Integrating positional information at the level of Smad1/5/8.

The intensity of the BMP signal is determined by cell surface receptors that phosphorylate Smad1/5/8 at the C-terminus. In addition to this BMP-activated phosphorylation, recent studies have shown that sequential phosphorylations by MAPK and GSK3 kinases can negatively regulate the activity of the pSmad1Cter signal. These phosphorylations in the linker region cause Smad1 to be transported to the centrosomal region, polyubiquitinylated and degraded by the proteasomal machinery. In Xenopus embryos, Wnt signals, which regulate GSK3, induce ectoderm to adopt an epidermal fate, and this Wnt effect requires an active BMP-Smad1/5/8 signaling pathway. These findings have profound implications for understanding how dorsal-ventral and anterior-posterior patterning are seamlessly integrated in the early embryonic morphogenetic field.

Asymmetric mitosis: Unequal segregation of proteins destined for degradation.

Mitotic cell division ensures that two daughter somatic cells inherit identical genetic material. Previous work has shown that signaling by the Smad1 transcription factor is terminated by polyubiquitinylation and proteasomal degradation after essential phosphorylations by MAPK and glycogen synthase kinase 3 (GSK3). Here, we show that, unexpectedly, proteins specifically targeted for proteasomal degradation are inherited preferentially by one mitotic daughter during somatic cell division. Experiments with dividing human embryonic stem cells and other mammalian cultured cell lines demonstrated that in many supposedly equal mitoses the segregation of proteins destined for degradation (Smad1 phosphorylated by MAPK and GSK3, phospho-beta-catenin, and total polyubiquitinylated proteins) was asymmetric. Transport of pSmad1 targeted for degradation to the centrosome required functional microtubules. In vivo, an antibody specific for Mad phosphorylated by MAPK showed that this antigen was associated preferentially with one of the two centrosomes in Drosophila embryos at cellular blastoderm stage. We propose that this remarkable cellular property may be explained by the asymmetric inheritance of peripheral centrosomal proteins when centrioles separate and migrate to opposite poles of the cell, so that one mitotic daughter remains pristine. We conclude that many mitotic divisions are unequal, unlike what was previously thought.

Integrating patterning signals: Wnt/GSK3 regulates the duration of the BMP/Smad1 signal.

BMP receptors determine the intensity of BMP signals via Smad1 C-terminal phosphorylations. Here we show that a finely controlled cell biological pathway terminates this activity.
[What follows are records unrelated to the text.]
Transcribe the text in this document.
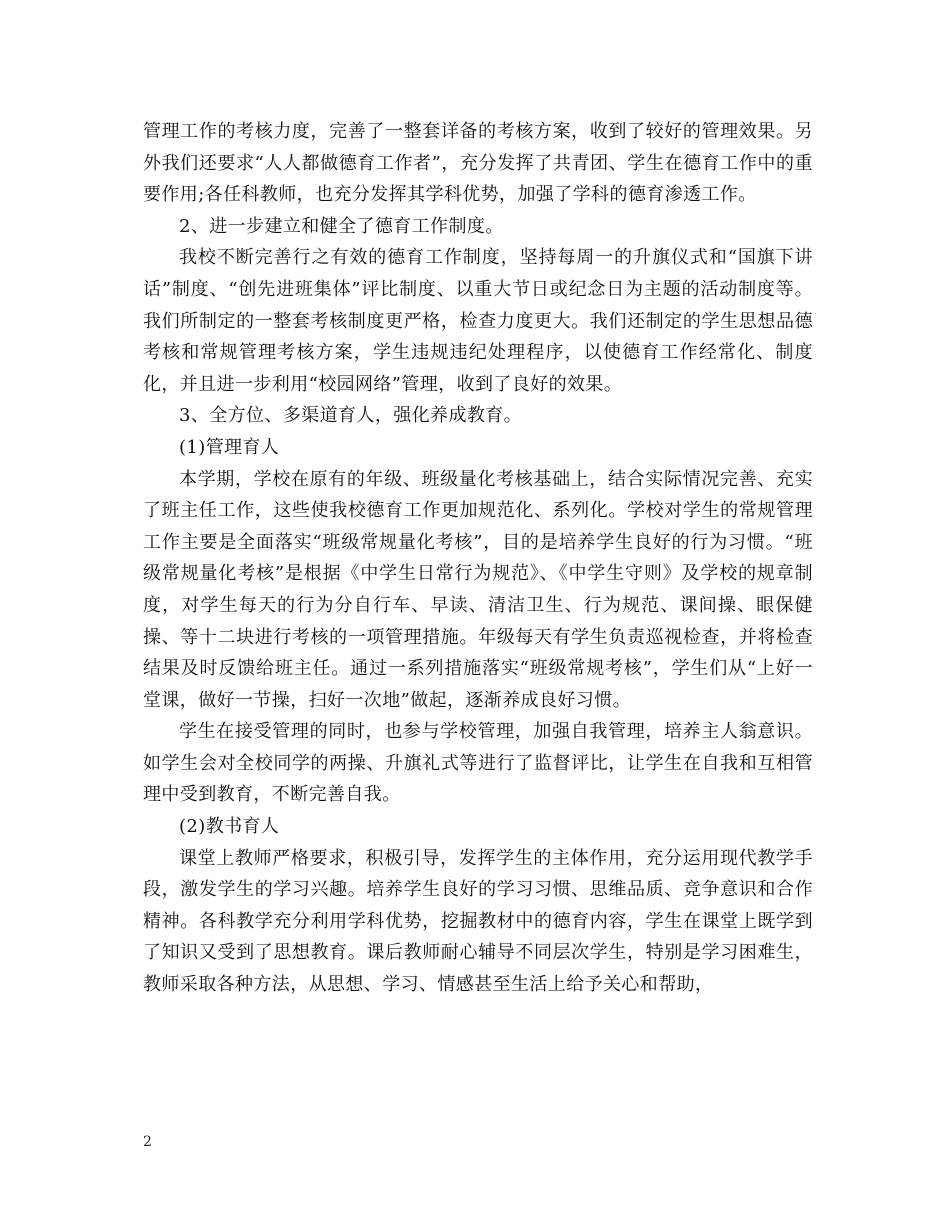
管理工作的考核力度，完善了一整套详备的考核方案，收到了较好的管理效果。另外我们还要求“人人都做德育工作者”，充分发挥了共青团、学生在德育工作中的重要作用;各任科教师，也充分发挥其学科优势，加强了学科的德育渗透工作。

2、进一步建立和健全了德育工作制度。

我校不断完善行之有效的德育工作制度，坚持每周一的升旗仪式和“国旗下讲话”制度、“创先进班集体”评比制度、以重大节日或纪念日为主题的活动制度等。我们所制定的一整套考核制度更严格，检查力度更大。我们还制定的学生思想品德考核和常规管理考核方案，学生违规违纪处理程序，以使德育工作经常化、制度化，并且进一步利用“校园网络”管理，收到了良好的效果。

3、全方位、多渠道育人，强化养成教育。

(1)管理育人

本学期，学校在原有的年级、班级量化考核基础上，结合实际情况完善、充实了班主任工作，这些使我校德育工作更加规范化、系列化。学校对学生的常规管理工作主要是全面落实“班级常规量化考核”，目的是培养学生良好的行为习惯。“班级常规量化考核”是根据《中学生日常行为规范》、《中学生守则》及学校的规章制度，对学生每天的行为分自行车、早读、清洁卫生、行为规范、课间操、眼保健操、等十二块进行考核的一项管理措施。年级每天有学生负责巡视检查，并将检查结果及时反馈给班主任。通过一系列措施落实“班级常规考核”，学生们从“上好一堂课，做好一节操，扫好一次地”做起，逐渐养成良好习惯。

学生在接受管理的同时，也参与学校管理，加强自我管理，培养主人翁意识。如学生会对全校同学的两操、升旗礼式等进行了监督评比，让学生在自我和互相管理中受到教育，不断完善自我。

(2)教书育人

课堂上教师严格要求，积极引导，发挥学生的主体作用，充分运用现代教学手段，激发学生的学习兴趣。培养学生良好的学习习惯、思维品质、竞争意识和合作精神。各科教学充分利用学科优势，挖掘教材中的德育内容，学生在课堂上既学到了知识又受到了思想教育。课后教师耐心辅导不同层次学生，特别是学习困难生，教师采取各种方法，从思想、学习、情感甚至生活上给予关心和帮助，

2
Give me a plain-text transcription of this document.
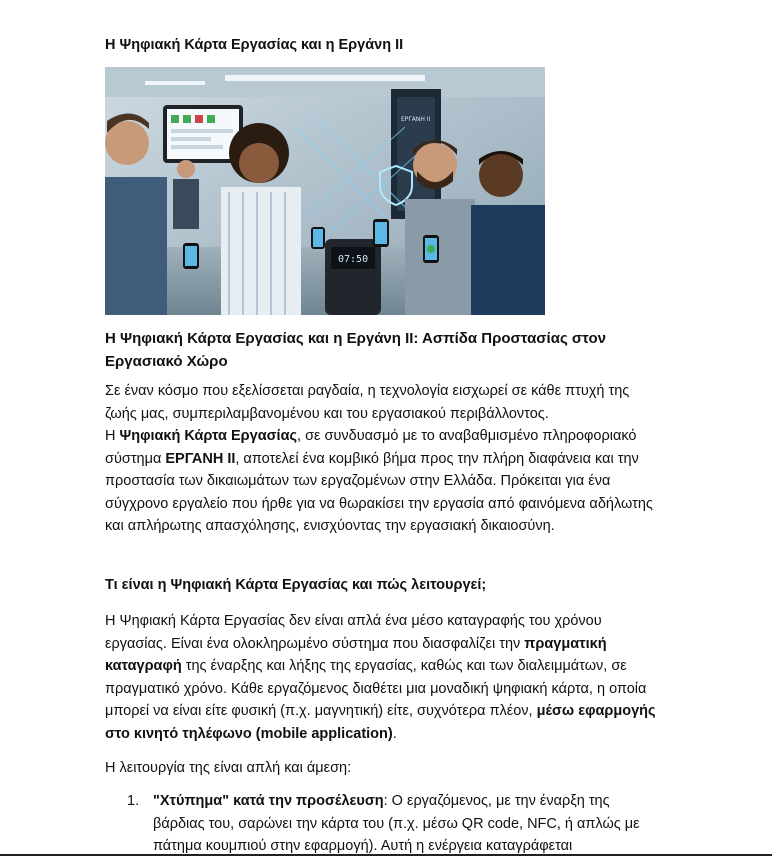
Η Ψηφιακή Κάρτα Εργασίας και η Εργάνη ΙΙ
ΕΡΓΑΝΗ ΙΙ
07:50
Η Ψηφιακή Κάρτα Εργασίας και η Εργάνη ΙΙ: Ασπίδα Προστασίας στον Εργασιακό Χώρο

Σε έναν κόσμο που εξελίσσεται ραγδαία, η τεχνολογία εισχωρεί σε κάθε πτυχή της ζωής μας, συμπεριλαμβανομένου και του εργασιακού περιβάλλοντος.
Η Ψηφιακή Κάρτα Εργασίας, σε συνδυασμό με το αναβαθμισμένο πληροφοριακό σύστημα ΕΡΓΑΝΗ ΙΙ, αποτελεί ένα κομβικό βήμα προς την πλήρη διαφάνεια και την προστασία των δικαιωμάτων των εργαζομένων στην Ελλάδα. Πρόκειται για ένα σύγχρονο εργαλείο που ήρθε για να θωρακίσει την εργασία από φαινόμενα αδήλωτης και απλήρωτης απασχόλησης, ενισχύοντας την εργασιακή δικαιοσύνη.

Τι είναι η Ψηφιακή Κάρτα Εργασίας και πώς λειτουργεί;

Η Ψηφιακή Κάρτα Εργασίας δεν είναι απλά ένα μέσο καταγραφής του χρόνου εργασίας. Είναι ένα ολοκληρωμένο σύστημα που διασφαλίζει την πραγματική καταγραφή της έναρξης και λήξης της εργασίας, καθώς και των διαλειμμάτων, σε πραγματικό χρόνο. Κάθε εργαζόμενος διαθέτει μια μοναδική ψηφιακή κάρτα, η οποία μπορεί να είναι είτε φυσική (π.χ. μαγνητική) είτε, συχνότερα πλέον, μέσω εφαρμογής στο κινητό τηλέφωνο (mobile application).

Η λειτουργία της είναι απλή και άμεση:

1. "Χτύπημα" κατά την προσέλευση: Ο εργαζόμενος, με την έναρξη της βάρδιας του, σαρώνει την κάρτα του (π.χ. μέσω QR code, NFC, ή απλώς με πάτημα κουμπιού στην εφαρμογή). Αυτή η ενέργεια καταγράφεται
The duration of the activated pSmad1(Cter) signal was regulated by sequential Smad1 linker region phosphorylations at conserved MAPK and GSK3 sites required for its polyubiquitinylation and transport to the centrosome. Proteasomal degradation of activated Smad1 and total polyubiquitinated proteins took place in the centrosome. Inhibitors of the Erk, p38, and JNK MAPKs, as well as GSK3 inhibitors, prolonged the duration of a pulse of BMP7. Wnt signaling decreased pSmad1(GSK3) antigen levels and redistributed it from the centrosome to cytoplasmic LRP6 signalosomes. In Xenopus embryos, it was found that Wnts induce epidermis and that this required an active BMP-Smad pathway. Epistatic experiments suggested that the dorsoventral (BMP) and anteroposterior (Wnt/GSK3) patterning gradients are integrated at the level of Smad1 phosphorylations during embryonic pattern formation.